I feel kind of incredible—both from the thrill of this fantasy and the satisfaction of nailing this move.

Maybe it doesn’t matter that I can’t always make out the instructor’s words. I have a rich interior life, and really, that has to be enough.

When class ends, I leave with my friends, Everly praising us for the progress we’ve all made over the past year.

“Are you all still enjoying class?” she asks, clearly hoping we’ll say yes.

Nerves race through me. I could mention the music volume to her. This is my chance, but something stops me. I don’t want to make my issue someone else’s issue. I have a workaround, and that’s good enough.

“I’m loving the tricks,” I say.

“You’re so good at them. The dance stuff not so much?”

“Not really, but I do understand it’s the foundation.”

“I like the floor stuff since I’m least likely to break all my bones on the floor,” Josie chimes in brightly.

Everly laughs, and Fable nods toward our favorite diner at the end of the block. “Does anyone want to take this into Moon Over Milkshakes?”

“Anything to keep me out of my own apartment,” I say, jumping at the chance—even if the music is blasting there too.

Josie pats me on the back as we walk. “We love being your escape pod from your roomies.”

“What’s the latest with them?” Everly asks with some concern.

I sigh. “They either fuck or fight. The other night, I came home to Indigo giving a detailed, painfulmonologue about how running out of mustard reminds her of childhood loss.”

Maeve rolls her eyes. “I get that we all have emotional wounds, but you can’t use them as crutches for everything in your life.
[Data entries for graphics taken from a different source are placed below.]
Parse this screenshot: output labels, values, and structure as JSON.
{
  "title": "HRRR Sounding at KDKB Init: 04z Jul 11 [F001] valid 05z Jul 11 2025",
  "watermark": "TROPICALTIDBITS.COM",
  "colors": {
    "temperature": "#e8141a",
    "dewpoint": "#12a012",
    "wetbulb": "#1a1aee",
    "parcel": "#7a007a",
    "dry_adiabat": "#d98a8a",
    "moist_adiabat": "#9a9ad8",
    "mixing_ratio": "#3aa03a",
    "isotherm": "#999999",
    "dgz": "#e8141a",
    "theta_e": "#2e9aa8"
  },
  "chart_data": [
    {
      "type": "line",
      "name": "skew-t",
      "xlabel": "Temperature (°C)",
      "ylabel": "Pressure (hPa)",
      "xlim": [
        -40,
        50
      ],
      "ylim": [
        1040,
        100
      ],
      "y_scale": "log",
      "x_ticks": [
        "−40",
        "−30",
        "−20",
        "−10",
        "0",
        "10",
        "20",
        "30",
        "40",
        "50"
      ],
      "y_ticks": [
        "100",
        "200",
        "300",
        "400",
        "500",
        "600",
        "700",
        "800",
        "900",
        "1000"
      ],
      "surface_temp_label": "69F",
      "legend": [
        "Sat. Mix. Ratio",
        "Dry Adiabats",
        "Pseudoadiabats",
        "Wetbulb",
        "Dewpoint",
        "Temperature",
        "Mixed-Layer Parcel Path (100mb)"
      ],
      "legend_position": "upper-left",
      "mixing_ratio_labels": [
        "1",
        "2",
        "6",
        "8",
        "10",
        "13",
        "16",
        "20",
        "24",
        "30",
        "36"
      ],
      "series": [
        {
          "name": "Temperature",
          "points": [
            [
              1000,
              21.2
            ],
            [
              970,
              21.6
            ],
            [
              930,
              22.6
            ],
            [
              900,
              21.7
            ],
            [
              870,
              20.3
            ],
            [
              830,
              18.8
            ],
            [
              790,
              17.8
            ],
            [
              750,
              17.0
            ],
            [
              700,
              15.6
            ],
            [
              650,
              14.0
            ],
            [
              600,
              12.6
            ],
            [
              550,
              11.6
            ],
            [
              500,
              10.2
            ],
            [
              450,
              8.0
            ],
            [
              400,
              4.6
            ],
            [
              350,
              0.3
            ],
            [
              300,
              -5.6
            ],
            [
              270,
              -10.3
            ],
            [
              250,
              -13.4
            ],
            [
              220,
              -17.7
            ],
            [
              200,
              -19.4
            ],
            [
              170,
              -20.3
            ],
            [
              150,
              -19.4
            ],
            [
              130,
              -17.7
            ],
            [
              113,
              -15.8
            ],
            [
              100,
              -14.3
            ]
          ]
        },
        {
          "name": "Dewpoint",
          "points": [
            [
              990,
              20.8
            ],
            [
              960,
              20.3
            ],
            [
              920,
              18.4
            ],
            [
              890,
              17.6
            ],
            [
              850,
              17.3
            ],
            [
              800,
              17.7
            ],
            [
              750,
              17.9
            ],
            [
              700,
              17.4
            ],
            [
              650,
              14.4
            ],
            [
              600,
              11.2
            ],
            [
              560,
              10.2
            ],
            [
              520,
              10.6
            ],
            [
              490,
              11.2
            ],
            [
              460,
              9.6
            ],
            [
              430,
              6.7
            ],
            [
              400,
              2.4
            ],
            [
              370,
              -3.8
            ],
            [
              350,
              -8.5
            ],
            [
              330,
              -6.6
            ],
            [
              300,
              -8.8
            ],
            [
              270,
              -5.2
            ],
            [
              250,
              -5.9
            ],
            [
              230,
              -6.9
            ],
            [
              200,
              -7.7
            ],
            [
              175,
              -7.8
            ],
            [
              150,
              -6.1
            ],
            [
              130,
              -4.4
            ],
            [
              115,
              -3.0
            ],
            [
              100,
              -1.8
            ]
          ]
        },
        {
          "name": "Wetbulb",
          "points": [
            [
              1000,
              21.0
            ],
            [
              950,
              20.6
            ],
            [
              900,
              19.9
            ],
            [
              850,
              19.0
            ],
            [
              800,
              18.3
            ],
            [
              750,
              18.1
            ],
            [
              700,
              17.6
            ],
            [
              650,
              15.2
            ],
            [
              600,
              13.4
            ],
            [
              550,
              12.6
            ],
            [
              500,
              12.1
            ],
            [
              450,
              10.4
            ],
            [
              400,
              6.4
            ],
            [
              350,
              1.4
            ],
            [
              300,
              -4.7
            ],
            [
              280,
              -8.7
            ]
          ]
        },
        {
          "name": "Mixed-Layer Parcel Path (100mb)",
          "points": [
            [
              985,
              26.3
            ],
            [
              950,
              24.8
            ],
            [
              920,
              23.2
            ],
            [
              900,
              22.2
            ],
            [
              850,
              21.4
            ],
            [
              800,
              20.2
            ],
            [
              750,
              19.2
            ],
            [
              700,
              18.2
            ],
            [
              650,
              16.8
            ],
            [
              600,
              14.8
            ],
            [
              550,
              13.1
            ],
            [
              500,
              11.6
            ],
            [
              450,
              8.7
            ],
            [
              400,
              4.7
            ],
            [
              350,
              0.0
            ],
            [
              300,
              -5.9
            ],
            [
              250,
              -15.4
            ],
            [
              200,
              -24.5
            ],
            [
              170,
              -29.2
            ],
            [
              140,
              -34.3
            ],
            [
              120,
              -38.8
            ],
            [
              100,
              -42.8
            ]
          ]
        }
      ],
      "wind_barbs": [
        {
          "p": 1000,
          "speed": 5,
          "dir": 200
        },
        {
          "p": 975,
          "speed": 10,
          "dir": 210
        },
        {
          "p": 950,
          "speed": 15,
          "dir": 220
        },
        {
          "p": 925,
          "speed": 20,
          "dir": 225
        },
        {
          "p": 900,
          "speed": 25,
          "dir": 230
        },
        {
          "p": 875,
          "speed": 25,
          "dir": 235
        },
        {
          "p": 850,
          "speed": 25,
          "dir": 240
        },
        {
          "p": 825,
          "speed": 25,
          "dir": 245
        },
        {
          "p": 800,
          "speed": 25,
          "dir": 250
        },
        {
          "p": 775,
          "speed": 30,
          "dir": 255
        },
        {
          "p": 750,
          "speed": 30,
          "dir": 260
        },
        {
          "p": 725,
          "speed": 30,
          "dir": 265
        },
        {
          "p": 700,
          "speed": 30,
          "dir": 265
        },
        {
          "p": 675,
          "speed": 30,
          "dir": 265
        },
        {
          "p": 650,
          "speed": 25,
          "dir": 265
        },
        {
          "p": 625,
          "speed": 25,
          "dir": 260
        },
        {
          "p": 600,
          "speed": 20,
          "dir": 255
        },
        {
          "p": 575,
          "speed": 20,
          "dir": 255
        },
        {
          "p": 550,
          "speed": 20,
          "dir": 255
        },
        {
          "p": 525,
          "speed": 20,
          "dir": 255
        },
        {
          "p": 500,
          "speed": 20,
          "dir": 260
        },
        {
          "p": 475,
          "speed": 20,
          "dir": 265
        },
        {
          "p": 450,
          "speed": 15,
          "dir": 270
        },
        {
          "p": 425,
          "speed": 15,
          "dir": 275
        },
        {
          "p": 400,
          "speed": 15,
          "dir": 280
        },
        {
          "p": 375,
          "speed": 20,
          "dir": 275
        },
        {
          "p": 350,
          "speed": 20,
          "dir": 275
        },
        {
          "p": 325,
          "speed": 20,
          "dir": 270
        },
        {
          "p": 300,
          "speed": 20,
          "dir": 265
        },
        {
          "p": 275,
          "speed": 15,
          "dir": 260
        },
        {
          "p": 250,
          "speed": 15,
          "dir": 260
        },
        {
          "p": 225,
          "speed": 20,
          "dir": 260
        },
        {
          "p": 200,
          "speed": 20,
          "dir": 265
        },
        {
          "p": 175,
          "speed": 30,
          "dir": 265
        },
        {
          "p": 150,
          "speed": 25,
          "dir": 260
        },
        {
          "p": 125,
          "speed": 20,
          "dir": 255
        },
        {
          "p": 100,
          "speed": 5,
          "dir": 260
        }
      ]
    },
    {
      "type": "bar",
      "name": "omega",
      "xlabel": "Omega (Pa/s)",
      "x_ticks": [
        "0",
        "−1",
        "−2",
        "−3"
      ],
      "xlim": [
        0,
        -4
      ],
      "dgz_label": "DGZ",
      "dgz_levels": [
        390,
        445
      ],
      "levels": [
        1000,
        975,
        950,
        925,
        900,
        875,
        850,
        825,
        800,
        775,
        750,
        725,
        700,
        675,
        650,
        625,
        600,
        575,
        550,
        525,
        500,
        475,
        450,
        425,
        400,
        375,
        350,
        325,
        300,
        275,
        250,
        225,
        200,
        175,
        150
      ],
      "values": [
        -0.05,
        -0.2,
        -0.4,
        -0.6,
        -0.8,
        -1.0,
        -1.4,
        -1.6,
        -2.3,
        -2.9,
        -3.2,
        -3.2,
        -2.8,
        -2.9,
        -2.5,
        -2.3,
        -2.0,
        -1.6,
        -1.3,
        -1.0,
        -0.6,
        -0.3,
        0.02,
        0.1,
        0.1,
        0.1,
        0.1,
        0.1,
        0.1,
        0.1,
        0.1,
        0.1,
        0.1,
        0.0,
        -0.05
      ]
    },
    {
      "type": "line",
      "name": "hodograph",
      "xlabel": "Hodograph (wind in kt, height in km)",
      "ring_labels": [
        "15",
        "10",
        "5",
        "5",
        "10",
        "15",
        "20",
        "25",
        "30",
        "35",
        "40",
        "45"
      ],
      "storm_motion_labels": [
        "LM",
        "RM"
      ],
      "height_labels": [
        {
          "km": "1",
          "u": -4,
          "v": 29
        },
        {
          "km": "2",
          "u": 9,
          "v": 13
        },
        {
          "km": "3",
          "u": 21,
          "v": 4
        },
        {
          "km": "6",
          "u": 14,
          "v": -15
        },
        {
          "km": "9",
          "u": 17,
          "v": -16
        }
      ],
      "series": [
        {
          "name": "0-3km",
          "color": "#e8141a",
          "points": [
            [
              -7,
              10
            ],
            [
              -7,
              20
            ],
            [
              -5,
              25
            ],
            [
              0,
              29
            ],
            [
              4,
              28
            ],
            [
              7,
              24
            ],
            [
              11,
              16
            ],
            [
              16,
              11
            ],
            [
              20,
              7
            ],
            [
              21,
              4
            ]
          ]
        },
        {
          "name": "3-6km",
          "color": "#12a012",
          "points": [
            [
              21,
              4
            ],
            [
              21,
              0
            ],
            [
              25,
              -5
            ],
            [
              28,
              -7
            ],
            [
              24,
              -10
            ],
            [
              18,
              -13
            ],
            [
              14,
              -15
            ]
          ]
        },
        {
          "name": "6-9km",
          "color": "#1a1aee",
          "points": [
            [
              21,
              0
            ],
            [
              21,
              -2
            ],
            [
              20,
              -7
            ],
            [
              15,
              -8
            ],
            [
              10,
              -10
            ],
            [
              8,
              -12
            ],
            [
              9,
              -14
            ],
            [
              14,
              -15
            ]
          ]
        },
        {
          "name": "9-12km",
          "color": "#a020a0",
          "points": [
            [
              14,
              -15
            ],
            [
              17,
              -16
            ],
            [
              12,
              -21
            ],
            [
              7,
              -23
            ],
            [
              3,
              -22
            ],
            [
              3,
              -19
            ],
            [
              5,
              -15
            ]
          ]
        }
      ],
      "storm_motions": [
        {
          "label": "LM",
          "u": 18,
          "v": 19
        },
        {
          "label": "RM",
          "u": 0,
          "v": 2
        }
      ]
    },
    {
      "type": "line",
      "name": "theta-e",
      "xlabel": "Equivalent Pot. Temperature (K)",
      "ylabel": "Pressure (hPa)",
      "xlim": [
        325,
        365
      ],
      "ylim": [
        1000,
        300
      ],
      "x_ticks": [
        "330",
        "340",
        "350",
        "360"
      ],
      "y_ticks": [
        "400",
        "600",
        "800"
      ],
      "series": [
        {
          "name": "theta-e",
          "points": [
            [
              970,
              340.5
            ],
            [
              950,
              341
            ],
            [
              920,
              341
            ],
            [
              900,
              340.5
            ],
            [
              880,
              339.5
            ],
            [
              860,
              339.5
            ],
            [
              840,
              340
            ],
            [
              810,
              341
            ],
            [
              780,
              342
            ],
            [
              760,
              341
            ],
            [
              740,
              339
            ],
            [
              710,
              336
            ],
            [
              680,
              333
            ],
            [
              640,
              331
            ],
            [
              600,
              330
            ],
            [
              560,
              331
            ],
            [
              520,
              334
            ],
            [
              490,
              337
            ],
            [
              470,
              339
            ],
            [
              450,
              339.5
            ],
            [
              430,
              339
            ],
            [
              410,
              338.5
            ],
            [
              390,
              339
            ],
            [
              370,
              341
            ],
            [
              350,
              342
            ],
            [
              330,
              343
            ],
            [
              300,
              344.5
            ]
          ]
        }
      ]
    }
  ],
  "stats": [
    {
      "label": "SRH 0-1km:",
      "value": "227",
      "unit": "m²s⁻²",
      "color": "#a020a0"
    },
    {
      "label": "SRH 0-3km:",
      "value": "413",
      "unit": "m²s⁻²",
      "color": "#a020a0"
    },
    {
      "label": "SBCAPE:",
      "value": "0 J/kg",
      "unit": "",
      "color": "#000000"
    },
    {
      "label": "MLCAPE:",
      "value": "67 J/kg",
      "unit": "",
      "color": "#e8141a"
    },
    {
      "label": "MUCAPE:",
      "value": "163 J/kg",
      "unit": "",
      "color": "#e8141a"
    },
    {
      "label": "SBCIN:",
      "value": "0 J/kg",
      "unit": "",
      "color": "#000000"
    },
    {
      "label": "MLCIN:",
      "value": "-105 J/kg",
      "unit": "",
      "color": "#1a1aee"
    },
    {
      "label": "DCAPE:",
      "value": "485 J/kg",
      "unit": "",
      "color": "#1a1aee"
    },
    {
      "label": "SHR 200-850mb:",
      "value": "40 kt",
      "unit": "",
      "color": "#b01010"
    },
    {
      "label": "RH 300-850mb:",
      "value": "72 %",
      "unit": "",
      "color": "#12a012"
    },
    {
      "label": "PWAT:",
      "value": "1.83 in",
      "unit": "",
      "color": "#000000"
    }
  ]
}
Sometimes you just have to deal when there’s no fucking mustard,” she says, yanking open the door to the retro-themed diner.

Exactly.

Which is why I don’t ask the pole instructor—or the diner—to lower the music. Sometimes you just have to deal.

After we slide into a booth, a server pops over.

“I’ll take a chocolate milkshake as big as my head and the large fries,” I say.

When everyone else orders, Josie shoots me a sympathetic look. “As big as your head? You really need to numb the pain of your roomies, don’t you, friend?”

“I do,” I say, but the time with them does the trick—eating, gabbing, playing with Maeve’s tarot cards, and catching up. When it’s my turn to share, I tell them about my growing business.

“Get it, girl,” Everly says with a shimmy.